With Rapidash—our new front-end deployment system—we give our developers the power to launch their changes to our world-wide learner community in under 3 minutes. Rollback is 10 seconds away. Even better, new frontend code can be safely and reliably tested in production without impacting our user experience whatsoever.
Based on our previous work on backend deployment tooling, we have found that when developers deploy their own code one commit at a time, we spend less time debugging and more time developing. Because most problems can be quickly attributed to a single commit, there is less code to search through when breakages occur. Further, developers know what parts of the site have been affected by their own code changes and thus know which metrics to monitor.
Learning from our backend deployment systems, if the process takes less than 10 minutes, most developers will deploy their own changes. Unfortunately, before Rapidash, we deployed client-side code by baking all static assets (CSS, JS, etc.) into an AMI and deploying the frontend code with our legacy backend code–a process that took around 30 minutes every time. Developers found this to be a relatively heavy-weight process that interrupted their work for an unacceptable amount of time.
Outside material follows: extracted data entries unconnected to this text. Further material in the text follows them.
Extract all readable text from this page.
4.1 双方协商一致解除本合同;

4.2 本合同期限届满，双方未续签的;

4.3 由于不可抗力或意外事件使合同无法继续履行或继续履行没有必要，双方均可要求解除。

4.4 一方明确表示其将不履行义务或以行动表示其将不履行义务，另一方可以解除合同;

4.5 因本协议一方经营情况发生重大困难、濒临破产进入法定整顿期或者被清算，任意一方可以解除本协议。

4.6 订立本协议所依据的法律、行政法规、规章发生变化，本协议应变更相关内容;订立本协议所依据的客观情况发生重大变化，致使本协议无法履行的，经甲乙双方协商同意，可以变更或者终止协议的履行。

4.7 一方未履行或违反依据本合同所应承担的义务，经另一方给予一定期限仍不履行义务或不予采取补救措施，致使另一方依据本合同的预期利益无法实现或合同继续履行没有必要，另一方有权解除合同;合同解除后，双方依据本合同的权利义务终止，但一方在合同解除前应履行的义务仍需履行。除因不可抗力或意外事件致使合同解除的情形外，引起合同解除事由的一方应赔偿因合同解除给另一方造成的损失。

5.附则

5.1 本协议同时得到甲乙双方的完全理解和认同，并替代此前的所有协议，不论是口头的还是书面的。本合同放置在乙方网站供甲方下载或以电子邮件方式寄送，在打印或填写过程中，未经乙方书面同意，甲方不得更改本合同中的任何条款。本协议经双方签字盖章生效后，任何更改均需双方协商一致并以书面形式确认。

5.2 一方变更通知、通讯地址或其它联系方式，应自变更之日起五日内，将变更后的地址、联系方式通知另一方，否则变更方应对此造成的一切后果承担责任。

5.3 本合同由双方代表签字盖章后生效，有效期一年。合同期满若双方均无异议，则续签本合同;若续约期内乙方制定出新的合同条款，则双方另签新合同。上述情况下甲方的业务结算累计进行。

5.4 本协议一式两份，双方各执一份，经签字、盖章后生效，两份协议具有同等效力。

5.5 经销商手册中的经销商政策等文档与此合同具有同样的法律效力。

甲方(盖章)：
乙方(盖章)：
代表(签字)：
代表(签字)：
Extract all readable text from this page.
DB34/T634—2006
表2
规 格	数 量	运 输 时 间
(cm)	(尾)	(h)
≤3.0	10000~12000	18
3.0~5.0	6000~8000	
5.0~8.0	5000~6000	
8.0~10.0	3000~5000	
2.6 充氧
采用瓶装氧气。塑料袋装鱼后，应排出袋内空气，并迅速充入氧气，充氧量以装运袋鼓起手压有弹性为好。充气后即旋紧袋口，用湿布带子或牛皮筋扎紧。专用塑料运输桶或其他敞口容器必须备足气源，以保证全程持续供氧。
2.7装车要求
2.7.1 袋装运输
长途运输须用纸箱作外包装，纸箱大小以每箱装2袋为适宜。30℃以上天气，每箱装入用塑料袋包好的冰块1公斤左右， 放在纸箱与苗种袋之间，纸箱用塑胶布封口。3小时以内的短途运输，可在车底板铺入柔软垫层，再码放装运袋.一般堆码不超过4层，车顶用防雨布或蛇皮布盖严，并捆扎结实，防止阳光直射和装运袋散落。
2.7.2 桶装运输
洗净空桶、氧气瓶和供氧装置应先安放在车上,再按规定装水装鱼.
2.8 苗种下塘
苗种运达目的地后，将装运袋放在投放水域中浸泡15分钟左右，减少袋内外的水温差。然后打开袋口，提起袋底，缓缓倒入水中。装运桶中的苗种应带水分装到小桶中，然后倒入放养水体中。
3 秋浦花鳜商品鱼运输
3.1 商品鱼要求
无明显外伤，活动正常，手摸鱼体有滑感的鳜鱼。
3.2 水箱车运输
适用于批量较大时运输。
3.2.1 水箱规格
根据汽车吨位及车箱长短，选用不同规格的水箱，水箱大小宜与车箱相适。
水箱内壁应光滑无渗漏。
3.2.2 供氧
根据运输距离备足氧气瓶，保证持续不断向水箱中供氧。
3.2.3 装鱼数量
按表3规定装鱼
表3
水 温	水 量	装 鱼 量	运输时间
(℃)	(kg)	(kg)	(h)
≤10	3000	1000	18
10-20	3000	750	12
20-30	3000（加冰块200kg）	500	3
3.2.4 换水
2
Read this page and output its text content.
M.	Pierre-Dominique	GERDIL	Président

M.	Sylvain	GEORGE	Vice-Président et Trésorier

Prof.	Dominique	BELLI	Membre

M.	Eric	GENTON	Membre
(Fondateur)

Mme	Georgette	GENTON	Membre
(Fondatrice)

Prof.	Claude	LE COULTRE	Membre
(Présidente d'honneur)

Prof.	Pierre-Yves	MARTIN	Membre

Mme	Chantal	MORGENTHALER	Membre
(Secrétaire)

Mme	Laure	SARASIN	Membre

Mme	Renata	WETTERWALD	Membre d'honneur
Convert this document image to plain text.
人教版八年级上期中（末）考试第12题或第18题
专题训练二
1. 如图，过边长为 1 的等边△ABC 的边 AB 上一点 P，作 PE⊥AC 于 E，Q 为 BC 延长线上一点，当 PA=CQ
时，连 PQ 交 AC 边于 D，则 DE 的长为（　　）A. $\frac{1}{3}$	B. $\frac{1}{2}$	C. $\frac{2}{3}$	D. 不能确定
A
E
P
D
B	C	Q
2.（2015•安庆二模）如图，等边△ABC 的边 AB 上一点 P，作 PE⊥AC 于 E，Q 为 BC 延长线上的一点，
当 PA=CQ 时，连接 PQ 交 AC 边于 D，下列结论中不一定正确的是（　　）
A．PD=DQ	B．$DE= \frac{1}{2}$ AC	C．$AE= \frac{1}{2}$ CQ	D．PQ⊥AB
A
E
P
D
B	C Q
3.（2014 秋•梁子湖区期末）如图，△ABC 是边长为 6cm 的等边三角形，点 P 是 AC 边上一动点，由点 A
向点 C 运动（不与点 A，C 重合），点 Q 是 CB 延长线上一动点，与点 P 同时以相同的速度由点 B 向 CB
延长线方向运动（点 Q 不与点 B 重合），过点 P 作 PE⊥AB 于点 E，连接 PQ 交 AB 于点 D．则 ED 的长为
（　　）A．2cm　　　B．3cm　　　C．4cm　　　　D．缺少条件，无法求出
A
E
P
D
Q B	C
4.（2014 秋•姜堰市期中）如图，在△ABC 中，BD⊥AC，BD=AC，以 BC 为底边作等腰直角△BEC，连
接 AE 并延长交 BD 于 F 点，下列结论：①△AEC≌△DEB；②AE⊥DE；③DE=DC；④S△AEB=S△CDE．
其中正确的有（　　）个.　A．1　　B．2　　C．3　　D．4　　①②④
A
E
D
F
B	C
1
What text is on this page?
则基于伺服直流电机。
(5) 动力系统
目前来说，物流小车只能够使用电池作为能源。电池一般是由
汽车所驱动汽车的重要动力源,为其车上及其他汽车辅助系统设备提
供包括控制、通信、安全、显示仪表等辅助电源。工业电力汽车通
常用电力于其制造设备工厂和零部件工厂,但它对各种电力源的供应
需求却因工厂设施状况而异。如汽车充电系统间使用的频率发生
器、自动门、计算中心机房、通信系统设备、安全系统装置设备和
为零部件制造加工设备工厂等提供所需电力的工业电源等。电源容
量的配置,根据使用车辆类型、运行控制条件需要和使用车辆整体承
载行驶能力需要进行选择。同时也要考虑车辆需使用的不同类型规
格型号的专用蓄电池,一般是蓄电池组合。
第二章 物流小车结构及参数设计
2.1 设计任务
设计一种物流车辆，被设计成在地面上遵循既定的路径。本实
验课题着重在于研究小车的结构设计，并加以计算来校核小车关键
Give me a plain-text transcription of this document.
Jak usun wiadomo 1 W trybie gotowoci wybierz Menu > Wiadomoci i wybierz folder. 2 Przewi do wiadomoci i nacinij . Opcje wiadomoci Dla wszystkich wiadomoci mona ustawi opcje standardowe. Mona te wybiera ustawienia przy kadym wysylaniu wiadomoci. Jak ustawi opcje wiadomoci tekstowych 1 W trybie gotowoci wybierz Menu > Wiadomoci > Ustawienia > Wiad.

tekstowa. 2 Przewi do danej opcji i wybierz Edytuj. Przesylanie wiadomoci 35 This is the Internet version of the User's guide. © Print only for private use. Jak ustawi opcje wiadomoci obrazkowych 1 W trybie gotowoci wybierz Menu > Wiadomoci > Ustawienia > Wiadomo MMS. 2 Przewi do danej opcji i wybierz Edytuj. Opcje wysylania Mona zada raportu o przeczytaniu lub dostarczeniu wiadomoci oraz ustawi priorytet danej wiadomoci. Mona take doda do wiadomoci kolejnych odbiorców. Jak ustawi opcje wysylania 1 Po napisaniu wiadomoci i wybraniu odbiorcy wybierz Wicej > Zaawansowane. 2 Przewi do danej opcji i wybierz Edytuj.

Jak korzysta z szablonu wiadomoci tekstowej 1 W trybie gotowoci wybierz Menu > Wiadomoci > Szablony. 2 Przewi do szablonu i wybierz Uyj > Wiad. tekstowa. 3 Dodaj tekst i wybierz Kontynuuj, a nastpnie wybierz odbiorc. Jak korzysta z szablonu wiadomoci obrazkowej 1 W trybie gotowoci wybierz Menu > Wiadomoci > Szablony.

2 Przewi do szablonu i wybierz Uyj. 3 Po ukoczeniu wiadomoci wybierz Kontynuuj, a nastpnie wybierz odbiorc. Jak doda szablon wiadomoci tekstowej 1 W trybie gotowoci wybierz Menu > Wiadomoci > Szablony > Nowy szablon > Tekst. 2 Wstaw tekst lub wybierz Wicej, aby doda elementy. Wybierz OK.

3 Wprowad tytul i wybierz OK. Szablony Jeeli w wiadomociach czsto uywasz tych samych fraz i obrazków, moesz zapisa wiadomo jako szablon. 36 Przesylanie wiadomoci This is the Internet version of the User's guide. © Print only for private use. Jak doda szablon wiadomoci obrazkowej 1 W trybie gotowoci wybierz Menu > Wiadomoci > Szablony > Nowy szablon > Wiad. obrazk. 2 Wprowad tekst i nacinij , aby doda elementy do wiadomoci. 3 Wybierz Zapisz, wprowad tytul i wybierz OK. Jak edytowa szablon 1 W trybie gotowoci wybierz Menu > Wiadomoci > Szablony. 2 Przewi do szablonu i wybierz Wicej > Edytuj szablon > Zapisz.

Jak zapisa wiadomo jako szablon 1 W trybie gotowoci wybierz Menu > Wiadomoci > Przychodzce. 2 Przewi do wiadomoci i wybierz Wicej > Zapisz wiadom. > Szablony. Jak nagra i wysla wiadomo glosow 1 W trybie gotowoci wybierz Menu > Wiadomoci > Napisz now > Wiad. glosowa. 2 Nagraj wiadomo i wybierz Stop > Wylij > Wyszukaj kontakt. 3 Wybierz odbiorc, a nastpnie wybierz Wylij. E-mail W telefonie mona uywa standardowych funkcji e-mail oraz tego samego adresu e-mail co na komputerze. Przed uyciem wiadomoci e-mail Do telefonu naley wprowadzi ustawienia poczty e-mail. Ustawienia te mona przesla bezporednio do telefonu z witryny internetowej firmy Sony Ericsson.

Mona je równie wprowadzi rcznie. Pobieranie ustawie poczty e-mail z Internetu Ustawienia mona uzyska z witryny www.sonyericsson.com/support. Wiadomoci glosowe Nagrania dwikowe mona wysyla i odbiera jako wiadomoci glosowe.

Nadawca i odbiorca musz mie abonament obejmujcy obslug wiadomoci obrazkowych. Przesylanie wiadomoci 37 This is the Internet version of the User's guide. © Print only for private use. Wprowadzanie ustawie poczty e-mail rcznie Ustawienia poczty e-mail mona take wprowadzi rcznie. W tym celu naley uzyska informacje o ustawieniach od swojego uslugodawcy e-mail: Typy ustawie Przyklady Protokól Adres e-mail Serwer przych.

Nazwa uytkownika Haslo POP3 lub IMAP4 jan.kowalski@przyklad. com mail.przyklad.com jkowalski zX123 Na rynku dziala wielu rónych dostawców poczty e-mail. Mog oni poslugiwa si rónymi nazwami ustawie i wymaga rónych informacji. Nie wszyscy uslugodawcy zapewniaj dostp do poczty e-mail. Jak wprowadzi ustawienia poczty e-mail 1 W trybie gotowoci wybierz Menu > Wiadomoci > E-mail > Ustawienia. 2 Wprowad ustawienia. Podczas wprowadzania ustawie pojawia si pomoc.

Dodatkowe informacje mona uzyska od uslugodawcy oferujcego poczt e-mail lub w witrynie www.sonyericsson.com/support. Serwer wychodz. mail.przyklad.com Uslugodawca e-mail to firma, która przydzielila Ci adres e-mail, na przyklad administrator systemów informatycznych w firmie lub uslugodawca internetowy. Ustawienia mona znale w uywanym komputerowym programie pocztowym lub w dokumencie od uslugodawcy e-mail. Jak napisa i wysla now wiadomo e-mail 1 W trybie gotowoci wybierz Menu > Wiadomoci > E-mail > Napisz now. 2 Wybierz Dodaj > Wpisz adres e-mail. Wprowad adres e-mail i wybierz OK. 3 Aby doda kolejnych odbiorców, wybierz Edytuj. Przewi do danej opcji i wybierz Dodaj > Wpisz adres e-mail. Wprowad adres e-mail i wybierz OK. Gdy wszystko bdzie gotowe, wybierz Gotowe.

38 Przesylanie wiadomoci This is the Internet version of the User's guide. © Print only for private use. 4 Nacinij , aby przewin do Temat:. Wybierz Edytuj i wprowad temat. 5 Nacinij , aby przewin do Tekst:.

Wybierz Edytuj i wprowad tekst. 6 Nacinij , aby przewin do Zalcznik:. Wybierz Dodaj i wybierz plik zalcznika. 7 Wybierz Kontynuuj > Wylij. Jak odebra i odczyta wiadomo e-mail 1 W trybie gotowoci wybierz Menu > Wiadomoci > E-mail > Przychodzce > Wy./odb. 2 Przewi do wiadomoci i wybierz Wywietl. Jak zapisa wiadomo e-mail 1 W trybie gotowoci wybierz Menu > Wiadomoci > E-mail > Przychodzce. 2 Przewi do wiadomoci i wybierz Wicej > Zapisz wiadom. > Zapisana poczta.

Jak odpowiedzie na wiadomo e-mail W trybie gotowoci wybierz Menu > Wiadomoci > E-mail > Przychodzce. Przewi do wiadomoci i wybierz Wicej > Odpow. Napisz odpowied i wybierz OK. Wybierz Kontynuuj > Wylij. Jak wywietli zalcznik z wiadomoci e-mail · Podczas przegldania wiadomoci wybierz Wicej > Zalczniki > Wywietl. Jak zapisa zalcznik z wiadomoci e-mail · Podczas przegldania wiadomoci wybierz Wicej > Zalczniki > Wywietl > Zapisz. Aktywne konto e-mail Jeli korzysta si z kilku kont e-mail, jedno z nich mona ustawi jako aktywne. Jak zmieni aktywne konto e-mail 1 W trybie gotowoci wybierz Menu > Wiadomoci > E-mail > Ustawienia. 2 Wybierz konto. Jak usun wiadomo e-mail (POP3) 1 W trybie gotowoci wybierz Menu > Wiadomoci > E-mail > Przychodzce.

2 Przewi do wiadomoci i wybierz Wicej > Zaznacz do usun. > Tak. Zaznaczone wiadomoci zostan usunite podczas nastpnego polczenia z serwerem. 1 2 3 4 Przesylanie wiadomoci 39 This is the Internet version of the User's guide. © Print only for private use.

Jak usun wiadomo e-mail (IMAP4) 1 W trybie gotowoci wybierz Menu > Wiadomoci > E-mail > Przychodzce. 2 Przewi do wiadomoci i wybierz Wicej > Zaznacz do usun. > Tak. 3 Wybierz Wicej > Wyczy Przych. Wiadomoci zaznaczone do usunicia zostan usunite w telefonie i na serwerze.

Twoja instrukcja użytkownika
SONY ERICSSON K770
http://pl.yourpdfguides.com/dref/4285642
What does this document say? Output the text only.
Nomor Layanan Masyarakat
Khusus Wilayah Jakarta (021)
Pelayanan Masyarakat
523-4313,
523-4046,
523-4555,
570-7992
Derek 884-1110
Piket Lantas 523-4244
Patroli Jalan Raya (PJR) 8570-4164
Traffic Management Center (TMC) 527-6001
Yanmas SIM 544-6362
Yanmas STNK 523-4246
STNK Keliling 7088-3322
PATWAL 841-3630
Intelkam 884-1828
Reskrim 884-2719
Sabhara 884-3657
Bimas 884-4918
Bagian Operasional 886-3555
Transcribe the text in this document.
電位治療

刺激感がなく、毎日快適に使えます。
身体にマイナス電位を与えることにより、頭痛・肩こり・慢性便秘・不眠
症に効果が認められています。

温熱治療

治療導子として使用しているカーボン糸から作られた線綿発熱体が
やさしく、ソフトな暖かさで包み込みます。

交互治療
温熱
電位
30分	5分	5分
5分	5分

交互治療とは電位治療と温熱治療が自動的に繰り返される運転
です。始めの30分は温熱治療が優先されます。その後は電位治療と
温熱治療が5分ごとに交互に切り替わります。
As a result, changes from many developers would frequently languish on the master branch waiting to be deployed.
The Rapidash System
Rapidash is Coursera’s rapid deployment system for our web frontend. After code is tested and reviewed, a developer lands their changes on to master. Immediately, Jenkins kicks off a build run to compile, minify, and persist the new static asset bundles (css, js, etc.) in Amazon S3. Upon successful upload, the build process sends the developer a private message on Slack with courtesy links to the Rapidash console. Developers navigate Rapidash just as they would navigate through their local Git history: every commit, along with its description, author, and timestamp, is displayed in reverse-chronological order on the side. To deploy a new version of Coursera, developers simply click the version they want, and slide the traffic slider from “old deploy” to “new deploy.” Within 10 seconds, edge—our custom Scala-based service that serves our HTML pages—will switch to serving new HTML that references the new JS and CSS bundles. If an engineer needs to roll back, they simply select a version that’s lower in the list than the version currently serving traffic, and slide the traffic slider back. Including JS-build time, production is less than 3 minutes away from a merge into master.
Testing In Production
Results, with numbers
Anecdotally, developers are much happier with the system. While we do not have direct quantitative measures of developer productivity, there are other metrics we look at as potential proxies. Immediately after deploying Rapidash, the number of frontend code pushes skyrocketed, with the majority for a single commit. Below is a graph showing the number of deploys over time for our legacy backend, new backends, and Rapidash. Interestingly enough, the number of backend code pushes also increased commensurately. Although the frequency of code deploys have many confounding variables, we believe that Rapidash helped accelerate Coursera’s engineering team in delivering major product features.